What will be the output of the following pseudocode? integer a, b, c; set a =…
2024
What will be the output of the following pseudocode?
integer a, b, c;
set a = 11, b = 12, c = 10;
if (b > 0)
b++
else
a++
end if
for (each b from 0 to 5)
a = a + 1
end for
print (a + c)- A.
26
- B.
22
- C.
24
- D.
20
Attempted by 2 students.
Show answer & explanation
Correct answer: A
Concept: To find the output of a pseudocode block, execute its statements strictly in the order written, updating each variable's value at every step.
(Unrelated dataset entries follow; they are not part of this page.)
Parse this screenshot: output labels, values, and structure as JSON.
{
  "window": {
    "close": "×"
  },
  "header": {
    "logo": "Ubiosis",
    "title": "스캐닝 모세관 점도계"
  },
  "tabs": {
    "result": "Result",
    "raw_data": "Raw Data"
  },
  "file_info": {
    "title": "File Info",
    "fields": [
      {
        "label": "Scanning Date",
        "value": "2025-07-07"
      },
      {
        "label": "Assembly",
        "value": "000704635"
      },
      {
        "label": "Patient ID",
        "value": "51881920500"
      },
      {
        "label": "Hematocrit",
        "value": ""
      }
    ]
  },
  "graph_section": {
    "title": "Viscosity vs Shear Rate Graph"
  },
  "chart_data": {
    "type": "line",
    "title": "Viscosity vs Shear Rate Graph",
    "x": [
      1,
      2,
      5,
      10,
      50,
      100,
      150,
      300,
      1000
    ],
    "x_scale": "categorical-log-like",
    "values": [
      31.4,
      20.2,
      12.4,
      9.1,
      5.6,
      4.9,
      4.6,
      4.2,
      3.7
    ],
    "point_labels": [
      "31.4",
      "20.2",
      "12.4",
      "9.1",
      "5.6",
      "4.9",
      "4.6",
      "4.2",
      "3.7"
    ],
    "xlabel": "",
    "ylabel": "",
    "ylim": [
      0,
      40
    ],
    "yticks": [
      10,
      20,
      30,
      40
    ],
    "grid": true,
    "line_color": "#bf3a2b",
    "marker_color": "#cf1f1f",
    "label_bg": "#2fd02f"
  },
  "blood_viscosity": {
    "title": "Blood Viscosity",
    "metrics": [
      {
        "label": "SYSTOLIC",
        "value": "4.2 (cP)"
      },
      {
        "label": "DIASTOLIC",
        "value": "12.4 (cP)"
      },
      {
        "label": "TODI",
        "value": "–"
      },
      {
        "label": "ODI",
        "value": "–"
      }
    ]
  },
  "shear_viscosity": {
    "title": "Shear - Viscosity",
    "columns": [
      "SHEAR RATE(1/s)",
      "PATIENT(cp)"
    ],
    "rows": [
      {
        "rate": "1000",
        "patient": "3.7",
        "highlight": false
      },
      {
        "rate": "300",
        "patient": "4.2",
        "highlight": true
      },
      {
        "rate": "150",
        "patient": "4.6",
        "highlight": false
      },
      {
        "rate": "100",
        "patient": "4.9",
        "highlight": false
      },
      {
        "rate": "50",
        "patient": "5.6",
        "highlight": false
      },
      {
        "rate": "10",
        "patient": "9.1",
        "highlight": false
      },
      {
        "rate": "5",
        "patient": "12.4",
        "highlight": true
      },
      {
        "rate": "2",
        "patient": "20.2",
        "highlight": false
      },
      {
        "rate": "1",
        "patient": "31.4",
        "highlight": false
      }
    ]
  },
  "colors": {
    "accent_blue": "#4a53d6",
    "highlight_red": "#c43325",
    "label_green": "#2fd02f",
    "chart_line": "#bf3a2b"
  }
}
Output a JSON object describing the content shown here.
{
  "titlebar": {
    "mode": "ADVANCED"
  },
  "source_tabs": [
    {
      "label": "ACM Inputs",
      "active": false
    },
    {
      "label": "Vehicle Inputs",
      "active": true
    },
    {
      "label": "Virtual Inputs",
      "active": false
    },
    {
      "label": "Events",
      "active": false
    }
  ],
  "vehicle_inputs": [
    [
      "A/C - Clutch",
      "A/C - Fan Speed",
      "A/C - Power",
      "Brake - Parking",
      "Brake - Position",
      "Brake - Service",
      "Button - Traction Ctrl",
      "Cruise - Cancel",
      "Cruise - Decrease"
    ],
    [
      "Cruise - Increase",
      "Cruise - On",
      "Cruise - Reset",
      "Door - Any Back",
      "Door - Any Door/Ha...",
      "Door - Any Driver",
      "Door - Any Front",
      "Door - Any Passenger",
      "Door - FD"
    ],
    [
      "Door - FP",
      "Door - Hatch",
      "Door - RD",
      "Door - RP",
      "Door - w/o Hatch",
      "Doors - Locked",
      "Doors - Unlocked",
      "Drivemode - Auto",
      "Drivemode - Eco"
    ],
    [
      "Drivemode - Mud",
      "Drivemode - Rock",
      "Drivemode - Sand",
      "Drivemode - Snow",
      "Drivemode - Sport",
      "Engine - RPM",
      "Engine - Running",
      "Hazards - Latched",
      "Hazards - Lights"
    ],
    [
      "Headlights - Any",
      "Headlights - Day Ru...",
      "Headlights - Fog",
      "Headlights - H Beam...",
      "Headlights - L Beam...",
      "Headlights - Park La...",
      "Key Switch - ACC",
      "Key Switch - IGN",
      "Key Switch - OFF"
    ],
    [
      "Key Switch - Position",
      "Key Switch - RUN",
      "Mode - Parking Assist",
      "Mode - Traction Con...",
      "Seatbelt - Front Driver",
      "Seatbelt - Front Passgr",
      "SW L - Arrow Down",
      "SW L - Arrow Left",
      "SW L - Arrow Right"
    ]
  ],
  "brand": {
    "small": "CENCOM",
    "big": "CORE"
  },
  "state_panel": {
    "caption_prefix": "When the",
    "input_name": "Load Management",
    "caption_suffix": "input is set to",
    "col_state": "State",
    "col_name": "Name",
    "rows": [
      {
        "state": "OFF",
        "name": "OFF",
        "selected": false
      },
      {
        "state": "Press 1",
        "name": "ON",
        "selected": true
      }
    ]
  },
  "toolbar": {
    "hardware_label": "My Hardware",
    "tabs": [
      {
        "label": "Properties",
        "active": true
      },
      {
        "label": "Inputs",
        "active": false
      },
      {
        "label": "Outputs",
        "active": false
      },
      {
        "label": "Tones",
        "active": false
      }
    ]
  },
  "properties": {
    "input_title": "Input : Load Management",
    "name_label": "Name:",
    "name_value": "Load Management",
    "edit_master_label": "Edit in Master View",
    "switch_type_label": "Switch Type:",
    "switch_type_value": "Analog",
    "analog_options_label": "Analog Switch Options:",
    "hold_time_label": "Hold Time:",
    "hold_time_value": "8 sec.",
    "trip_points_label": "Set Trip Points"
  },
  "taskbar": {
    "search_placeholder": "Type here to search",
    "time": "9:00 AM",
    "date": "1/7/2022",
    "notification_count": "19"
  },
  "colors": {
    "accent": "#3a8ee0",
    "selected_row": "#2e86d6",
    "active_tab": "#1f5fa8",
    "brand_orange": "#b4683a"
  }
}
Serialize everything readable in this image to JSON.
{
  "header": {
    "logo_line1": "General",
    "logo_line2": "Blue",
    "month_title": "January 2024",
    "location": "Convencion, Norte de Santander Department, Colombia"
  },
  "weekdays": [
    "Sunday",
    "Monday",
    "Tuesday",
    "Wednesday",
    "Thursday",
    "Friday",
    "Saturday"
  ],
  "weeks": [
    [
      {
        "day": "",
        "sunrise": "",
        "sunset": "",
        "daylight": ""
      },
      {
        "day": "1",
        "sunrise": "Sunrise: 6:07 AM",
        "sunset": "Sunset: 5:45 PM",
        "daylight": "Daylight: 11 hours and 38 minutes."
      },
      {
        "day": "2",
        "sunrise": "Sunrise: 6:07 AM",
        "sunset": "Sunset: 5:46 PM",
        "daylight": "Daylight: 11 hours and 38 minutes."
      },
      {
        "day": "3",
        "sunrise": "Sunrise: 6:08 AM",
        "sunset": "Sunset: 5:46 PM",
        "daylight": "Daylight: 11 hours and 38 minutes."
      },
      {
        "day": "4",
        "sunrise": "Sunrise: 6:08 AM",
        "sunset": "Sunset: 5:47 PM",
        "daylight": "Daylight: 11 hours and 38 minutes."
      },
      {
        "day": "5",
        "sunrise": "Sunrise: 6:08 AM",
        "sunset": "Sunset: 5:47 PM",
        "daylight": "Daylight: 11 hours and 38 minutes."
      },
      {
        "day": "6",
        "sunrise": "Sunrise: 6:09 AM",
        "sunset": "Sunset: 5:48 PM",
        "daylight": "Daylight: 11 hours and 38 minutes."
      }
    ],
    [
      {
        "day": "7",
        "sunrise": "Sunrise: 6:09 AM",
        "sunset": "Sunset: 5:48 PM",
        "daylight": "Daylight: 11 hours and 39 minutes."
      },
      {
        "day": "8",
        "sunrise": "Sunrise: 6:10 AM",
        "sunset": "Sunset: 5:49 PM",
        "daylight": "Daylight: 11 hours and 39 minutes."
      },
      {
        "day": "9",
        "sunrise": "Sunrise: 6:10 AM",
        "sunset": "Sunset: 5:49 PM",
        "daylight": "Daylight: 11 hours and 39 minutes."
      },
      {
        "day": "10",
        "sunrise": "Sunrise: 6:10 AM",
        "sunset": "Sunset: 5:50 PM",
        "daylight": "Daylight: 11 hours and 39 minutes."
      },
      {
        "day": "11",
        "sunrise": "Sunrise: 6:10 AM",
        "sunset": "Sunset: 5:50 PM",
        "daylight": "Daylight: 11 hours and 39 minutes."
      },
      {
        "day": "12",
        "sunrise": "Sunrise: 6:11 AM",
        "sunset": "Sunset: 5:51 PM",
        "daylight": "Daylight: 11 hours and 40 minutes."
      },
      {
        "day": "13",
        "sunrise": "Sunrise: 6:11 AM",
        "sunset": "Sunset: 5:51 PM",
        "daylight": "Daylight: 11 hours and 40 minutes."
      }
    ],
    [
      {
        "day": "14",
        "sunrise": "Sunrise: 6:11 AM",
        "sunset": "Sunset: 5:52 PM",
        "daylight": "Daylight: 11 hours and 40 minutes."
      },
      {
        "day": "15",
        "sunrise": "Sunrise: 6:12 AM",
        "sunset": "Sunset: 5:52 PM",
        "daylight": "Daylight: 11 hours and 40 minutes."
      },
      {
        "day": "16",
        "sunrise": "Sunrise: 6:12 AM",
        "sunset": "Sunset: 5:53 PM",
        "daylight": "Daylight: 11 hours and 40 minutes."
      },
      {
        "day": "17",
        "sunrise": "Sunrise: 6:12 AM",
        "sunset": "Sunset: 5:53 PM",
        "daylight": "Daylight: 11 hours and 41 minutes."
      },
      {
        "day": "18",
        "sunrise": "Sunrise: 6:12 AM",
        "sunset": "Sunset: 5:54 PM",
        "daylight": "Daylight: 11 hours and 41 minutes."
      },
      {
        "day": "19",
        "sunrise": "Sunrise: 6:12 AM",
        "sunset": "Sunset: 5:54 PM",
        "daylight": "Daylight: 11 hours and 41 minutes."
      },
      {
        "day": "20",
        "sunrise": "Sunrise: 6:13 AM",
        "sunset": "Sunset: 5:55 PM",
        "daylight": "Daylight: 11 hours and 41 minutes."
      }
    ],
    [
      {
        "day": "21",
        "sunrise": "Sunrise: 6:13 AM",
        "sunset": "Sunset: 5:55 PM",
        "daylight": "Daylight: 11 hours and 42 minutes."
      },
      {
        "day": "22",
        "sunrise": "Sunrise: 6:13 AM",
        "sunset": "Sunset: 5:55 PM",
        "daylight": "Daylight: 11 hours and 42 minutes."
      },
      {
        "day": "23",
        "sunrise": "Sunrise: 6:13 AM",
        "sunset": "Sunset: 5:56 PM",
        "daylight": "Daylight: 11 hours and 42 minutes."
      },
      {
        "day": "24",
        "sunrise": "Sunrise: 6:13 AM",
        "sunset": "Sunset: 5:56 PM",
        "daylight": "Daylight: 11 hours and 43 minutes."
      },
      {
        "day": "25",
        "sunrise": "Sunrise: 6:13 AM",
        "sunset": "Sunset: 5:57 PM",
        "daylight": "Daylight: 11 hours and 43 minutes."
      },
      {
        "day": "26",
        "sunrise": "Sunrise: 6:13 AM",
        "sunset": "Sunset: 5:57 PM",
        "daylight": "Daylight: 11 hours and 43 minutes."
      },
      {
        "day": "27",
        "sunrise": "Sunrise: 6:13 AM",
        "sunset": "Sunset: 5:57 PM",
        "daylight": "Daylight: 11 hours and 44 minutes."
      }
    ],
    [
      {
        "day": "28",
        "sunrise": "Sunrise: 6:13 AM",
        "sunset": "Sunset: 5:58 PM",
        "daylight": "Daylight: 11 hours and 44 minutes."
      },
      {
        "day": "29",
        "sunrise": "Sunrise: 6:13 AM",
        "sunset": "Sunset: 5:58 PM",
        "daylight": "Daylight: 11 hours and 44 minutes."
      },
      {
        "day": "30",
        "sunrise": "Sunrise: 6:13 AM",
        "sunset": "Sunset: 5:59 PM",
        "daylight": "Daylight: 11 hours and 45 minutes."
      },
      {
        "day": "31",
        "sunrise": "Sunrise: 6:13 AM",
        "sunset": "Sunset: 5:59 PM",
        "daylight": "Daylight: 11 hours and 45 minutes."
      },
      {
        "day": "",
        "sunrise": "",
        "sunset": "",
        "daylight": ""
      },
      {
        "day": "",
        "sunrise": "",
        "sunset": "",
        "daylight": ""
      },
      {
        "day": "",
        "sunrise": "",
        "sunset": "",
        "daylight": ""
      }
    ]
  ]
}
For a loop written as "for each X from A to B", the standard convention used across these trace-the-code items is that the loop runs (B minus A) times — i.e. the upper bound is exclusive, matching zero-based counting.
Initialize a = 11, b = 12, c = 10.
Evaluate if (b > 0): since b = 12 is greater than 0, the condition is true, so the b++ branch runs, not the else branch a++. This makes b = 13; a is still 11.
Evaluate for (each b from 0 to 5): this reuses "b" purely as the loop counter, running for 5 iterations (0, 1, 2, 3, 4). On every iteration the statement a = a + 1 executes.
After 5 iterations, a = 11 + 5 = 16.
Evaluate print(a + c): a + c = 16 + 10 = 26.
Cross-check: reading the loop bound inclusively instead (0 through 5, 6 iterations) would give a = 17 and a print value of 27, but 27 is not among the offered options at all, confirming that the intended (exclusive-upper-bound) reading of 5 iterations, and therefore 26, is correct.